Agreement Closer on Bush-Gorbachev Summit
Mar. 07, 1989
SHANNON, Ireland (AP) _ Secretary of State James A. Baker III met with the Soviet foreign minister Tuesday and agreed to visit Moscow in May, where they will discuss prospects for a Bush-Gorbachev summit.
His two-hour meeting with Eduard A. Shevardnadze in Vienna took place the day after they outlined their governments' positions at a 35-nation conference on reducing conventional military forces in Europe. Baker's plane made a refueling stop in Shannon on the flight home.
Baker resisted a Soviet overture to reopen negotiations in April or May on reducing long-range - or strategic - nuclear missiles. He said the Bush administration wants to complete parallel reviews of its arms control policy and nuclear force structure before resuming the talks.
Reopening the talks on long-range bombers, nuclear submarines and missiles will be discussed during the visit to Moscow in the first half of May, after the parallel studies are completed in April, he said.

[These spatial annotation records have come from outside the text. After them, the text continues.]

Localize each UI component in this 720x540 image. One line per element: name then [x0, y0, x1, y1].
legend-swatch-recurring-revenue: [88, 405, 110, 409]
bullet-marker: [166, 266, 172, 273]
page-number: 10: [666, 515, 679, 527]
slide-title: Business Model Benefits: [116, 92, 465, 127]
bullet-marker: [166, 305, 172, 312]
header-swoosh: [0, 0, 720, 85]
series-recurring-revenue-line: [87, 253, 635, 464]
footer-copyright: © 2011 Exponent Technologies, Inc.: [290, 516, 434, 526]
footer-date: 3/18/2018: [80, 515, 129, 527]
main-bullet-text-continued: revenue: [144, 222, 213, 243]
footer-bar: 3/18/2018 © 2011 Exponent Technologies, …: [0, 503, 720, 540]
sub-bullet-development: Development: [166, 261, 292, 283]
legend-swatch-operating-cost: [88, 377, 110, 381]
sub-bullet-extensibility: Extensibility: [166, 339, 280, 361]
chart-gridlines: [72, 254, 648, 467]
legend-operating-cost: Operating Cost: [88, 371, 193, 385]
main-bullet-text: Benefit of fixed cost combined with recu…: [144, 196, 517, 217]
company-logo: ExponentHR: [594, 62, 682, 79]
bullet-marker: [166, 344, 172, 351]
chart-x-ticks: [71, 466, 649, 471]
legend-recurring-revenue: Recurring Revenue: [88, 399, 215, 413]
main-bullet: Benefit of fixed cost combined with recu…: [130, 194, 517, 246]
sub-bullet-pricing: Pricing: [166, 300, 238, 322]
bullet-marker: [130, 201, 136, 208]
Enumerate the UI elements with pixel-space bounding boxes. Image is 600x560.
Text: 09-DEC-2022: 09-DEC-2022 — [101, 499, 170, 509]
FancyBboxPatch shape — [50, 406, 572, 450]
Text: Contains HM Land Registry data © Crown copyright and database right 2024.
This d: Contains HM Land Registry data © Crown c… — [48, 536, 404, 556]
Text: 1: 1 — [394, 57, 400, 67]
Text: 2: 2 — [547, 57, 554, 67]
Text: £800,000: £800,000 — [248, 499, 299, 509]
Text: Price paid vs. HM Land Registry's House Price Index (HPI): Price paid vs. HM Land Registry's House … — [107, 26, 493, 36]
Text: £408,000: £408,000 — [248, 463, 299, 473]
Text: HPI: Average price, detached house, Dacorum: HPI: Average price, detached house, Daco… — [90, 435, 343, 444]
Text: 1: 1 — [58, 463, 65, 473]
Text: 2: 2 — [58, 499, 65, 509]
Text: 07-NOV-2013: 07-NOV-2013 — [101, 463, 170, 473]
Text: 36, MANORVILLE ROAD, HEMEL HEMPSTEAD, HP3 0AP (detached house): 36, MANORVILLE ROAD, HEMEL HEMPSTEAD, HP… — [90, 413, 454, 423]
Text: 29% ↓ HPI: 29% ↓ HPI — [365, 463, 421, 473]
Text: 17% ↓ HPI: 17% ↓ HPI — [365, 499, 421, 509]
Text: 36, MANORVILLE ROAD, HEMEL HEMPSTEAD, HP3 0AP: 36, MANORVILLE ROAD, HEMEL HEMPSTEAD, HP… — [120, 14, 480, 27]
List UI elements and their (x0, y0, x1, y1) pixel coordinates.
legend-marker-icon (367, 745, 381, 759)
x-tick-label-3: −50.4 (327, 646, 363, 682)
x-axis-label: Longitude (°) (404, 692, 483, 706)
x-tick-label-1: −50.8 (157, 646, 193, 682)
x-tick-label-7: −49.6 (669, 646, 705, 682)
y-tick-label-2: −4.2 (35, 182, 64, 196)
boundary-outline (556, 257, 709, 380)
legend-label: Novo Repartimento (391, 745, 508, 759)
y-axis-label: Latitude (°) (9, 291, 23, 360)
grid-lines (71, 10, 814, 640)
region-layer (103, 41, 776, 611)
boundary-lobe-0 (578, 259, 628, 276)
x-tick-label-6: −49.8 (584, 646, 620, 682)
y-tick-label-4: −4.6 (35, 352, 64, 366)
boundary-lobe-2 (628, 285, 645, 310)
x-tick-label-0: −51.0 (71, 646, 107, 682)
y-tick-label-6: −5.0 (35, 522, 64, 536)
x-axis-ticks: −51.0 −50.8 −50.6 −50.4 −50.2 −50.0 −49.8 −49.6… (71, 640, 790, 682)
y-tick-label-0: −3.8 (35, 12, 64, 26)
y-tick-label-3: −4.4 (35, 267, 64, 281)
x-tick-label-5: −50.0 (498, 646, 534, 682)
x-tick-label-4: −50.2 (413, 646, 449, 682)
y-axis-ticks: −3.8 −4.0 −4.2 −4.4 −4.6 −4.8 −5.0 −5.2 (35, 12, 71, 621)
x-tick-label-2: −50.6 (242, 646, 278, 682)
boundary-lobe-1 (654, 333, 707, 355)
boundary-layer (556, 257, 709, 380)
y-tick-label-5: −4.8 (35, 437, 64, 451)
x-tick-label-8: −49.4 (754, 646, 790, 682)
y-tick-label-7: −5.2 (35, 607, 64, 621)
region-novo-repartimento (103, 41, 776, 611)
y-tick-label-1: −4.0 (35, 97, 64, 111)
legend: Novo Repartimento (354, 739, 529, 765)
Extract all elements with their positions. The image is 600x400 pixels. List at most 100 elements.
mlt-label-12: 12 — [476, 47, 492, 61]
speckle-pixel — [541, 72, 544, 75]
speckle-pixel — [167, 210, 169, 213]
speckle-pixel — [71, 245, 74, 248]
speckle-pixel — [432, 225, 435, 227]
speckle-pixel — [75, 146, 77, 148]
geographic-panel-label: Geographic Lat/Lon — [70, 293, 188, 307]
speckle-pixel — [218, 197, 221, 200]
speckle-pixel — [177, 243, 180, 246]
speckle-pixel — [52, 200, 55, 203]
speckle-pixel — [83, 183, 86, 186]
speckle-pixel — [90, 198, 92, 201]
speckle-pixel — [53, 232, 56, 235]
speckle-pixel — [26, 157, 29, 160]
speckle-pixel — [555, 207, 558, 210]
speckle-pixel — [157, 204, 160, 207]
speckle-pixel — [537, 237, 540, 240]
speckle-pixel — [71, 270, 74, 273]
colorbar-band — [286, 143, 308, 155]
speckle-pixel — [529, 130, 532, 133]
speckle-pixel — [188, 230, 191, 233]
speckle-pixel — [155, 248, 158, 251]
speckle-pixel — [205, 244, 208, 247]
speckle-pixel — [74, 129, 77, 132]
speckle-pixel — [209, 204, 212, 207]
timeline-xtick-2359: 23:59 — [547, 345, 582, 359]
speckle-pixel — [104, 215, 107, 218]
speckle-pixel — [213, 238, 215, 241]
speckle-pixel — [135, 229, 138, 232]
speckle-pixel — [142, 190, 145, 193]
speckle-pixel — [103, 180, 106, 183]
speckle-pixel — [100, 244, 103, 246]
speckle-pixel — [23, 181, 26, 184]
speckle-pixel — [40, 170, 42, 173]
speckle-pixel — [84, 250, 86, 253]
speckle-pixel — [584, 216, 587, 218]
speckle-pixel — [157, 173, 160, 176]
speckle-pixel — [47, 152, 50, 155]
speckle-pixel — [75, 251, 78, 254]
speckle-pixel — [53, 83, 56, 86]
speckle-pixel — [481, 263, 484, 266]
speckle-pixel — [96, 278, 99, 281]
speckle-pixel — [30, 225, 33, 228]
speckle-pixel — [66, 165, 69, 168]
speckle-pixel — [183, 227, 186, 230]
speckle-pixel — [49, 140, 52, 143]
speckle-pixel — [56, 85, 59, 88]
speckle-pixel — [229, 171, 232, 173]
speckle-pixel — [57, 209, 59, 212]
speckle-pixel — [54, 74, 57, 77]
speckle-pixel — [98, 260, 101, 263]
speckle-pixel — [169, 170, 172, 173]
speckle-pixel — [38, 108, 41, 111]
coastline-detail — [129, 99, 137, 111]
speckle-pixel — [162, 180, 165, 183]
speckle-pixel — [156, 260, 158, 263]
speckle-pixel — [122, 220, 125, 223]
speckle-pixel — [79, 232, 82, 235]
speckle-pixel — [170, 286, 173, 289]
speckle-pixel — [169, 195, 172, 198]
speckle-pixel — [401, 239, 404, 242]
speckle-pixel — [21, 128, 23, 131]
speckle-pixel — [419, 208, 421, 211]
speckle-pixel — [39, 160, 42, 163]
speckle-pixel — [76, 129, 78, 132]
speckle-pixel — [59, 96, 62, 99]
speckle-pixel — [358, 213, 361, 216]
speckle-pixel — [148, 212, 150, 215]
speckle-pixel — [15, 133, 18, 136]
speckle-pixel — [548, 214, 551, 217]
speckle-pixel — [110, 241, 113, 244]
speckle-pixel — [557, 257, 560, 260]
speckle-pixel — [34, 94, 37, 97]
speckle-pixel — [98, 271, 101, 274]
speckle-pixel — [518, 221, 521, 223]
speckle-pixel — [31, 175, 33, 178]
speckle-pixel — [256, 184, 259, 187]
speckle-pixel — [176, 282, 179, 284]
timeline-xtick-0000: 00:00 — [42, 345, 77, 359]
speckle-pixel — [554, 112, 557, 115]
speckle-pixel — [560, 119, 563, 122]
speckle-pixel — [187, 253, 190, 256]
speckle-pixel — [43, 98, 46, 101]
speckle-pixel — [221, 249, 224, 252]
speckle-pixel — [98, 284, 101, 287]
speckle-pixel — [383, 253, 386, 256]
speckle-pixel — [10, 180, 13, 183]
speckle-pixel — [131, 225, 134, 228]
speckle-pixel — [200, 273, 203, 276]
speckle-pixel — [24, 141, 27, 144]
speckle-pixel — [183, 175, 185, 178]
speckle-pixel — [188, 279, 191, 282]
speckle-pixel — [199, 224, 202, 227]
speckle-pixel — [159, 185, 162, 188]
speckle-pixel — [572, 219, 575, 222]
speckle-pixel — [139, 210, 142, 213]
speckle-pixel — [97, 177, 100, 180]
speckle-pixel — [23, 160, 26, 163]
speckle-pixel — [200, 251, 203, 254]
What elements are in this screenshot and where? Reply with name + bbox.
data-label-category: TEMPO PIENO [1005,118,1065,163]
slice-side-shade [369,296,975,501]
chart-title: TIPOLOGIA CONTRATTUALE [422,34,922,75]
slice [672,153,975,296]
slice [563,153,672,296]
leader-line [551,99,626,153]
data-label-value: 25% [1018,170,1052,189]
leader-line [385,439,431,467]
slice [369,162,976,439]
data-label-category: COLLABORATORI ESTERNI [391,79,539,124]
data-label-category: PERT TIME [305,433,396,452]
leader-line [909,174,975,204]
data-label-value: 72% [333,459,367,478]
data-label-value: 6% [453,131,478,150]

In Vienna after the meeting, Baker told reporters the United States ''is not ready to set a date'' at this point for a summit between President Bush and Soviet President Mikhail S. Gorbachev.
The secretary criticized the Soviets about Iran and military aid to the leftist Sandinista government of Nicaragua. He said Moscow was ''posturing'' on Iran, which Shevardnadze visited recently, and had helped arm Nicaragua in a ''way out of proportions'' manner that threatens its Central American neighbors.
A senior State Department official traveling with Baker said the Soviet offer to mediate the furor over British writer Salman Rushdie's novel ''The Satanic Verses'' interferes with a U.S. campaign to isolate Iran.
Iran's fundamentalist Shiite Moslem regime believes the novel blasphemes Islam and its patriarch, Ayatollah Ruhollah Khomeini, has ordered his followers to kill the author. Iran broke relations with Britain on Tuesday because it did not condemn the book and prosecute Rushdie.
Despite clear differences on those and other issues, the get-acquainted session between Baker and Shevardnadze appeared to go well. Baker said it was held ''in a very positive atmosphere, reflecting a determination to cooperate.''
As they parted at the residence of Henry Grunwald, the U.S. ambassador to Austria, Shevardnadze ''told me it was a very good beginning, and I would agree with that,'' Baker said.
Baker objected to the Soviet attempt in Vienna to seek reductions in combat aircraft and naval forces and also eliminate short-range, or battlefield, nuclear weapons. He said the mandate for negotiations that begin Thursday excludes missiles and ships.
Shevardnadze's proposal for separate negotiations on the nuclear weapons with ranges of up to 300 miles conflicts with U.S. determination to keep Lance missiles in West Germany and triple their current range of about 70 miles.
On Monday night, a senior State Department official briefing reporters under rules of anonymity said the Soviets were looking for ''fissures'' in the Western alliance.
Chancellor Helmut Kohl of West Germany has proposed delaying the Lance modernization for two or three years.
On the trip home, Baker said Soviet suggestions for conventional force reduction were ''remarkably close to the NATO proposal.''
NATO has called for sharp reductions in Warsaw Pact tanks, artillery and armored personnel carriers to Western levels, followed by additional cuts of 5-10 percent on both sides.
Shevardnadze proposed a first-phase reduction of 15 percent by 1992 and 40 percent by 1995.
U.S.-Soviet negotiations to reduce long-range arms have been suspended for three months. In mid-February, Bush postponed a resumption until the policy review was completed.
Shevardnadze told a news conference in Vienna he suggested to Baker the talks resume in April or May but the secretary said the United States ''will need more time.''
On the plane, Baker said he told Shevardnadze it was ''premature to lock in on a date now,'' with the review in process. He added to reporters: ''It is our strong desire to build on the progress that has been made to date.''
When the talks were suspended, negotiators had reached tentative agreement on several weapon ceilings but were having trouble on ways to guard against cheating.